To this end, this thesis studies a novel task of video visual relation detection (VidVRD). The task aims to recognize the visual relations in the form of triplet for each pair of entities detected in the video. In particular, the thesis focuses on the spatial and verb relations such as "A in front of B" and "A chase B", respectively. Such relations are typical for the visual domain, yet challenging for the task due to the sparsity and large variance in relation representation, which are mainly introduced by the huge combination of entities and relationships, as well as the visual variance from blurring to deformation in videos. To initiate the research on VidVRD, the thesis first proposes a general pipeline framework to tackle the task and provides various baseline analyses.
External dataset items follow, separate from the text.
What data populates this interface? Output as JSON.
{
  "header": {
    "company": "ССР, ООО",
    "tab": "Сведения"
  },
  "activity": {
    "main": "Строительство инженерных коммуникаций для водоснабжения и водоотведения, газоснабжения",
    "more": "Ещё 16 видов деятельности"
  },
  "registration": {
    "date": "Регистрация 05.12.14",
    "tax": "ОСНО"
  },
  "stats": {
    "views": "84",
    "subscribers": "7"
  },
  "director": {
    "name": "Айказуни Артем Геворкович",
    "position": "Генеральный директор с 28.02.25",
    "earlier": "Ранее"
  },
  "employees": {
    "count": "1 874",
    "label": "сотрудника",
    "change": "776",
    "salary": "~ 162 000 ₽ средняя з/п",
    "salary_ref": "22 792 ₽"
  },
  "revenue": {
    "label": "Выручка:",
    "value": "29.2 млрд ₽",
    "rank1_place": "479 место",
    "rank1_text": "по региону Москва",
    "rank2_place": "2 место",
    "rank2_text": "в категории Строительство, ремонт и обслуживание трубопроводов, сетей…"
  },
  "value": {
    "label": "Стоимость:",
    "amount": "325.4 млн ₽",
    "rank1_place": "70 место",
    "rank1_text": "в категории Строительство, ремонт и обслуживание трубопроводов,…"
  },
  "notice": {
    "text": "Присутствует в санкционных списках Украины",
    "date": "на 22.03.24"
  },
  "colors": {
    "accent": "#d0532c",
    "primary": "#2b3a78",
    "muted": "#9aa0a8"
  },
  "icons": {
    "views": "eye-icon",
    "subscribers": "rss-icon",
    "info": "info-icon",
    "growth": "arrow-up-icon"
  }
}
However, the pipeline approach only treats the VidVRD task as several independent sub-tasks. Such separation will result in the lack of information flow between different sub-models, which creates redundant representation while each sub-task cannot share a common set of task-specific features. Therefore, the thesis further attempts to connect the sub-models in an end-to-end manner by proposing 3-D relation proposal module that serves as a critical bridge for relation feature learning. The idea is incorporated into a novel deep neural network architecture to learn deep relation representation from spatio-temporal multi-modal cues.

Further, the thesis investigates the core problem of VidVRD, that is the accurate classification of relation triplets. Prior approaches classify the three relation components in either an independent or cascaded manner, thus fail to fully exploit the inter-dependency among them. To utilize this inter-dependency in tackling the challenges of visual relation understanding, a novel iterative relation inference approach is proposed, which is light-weight yet effective. Correspondingly, a training approach is proposed to better learn the dependency knowledge from the likely correct triplet combinations. As such, the proposed inference approach can gradually refine each component based on the learned dependency knowledge and the latent predictions of the other two components. Ablation studies show that this iterative relation inference can empirically converge in a few steps and effectively boost the performance over prior approaches.

Meanwhile, the thesis also attempts to tackle the efficiency in constructing large-scale video dataset with object entity and relation annotations; and contributes two VidVRD benchmark datasets based on user-generated videos. With these two datasets, extensive experiments are conducted to demonstrate the effectiveness of the above proposed approaches and unveil future challenges and directions in relation understanding in videos.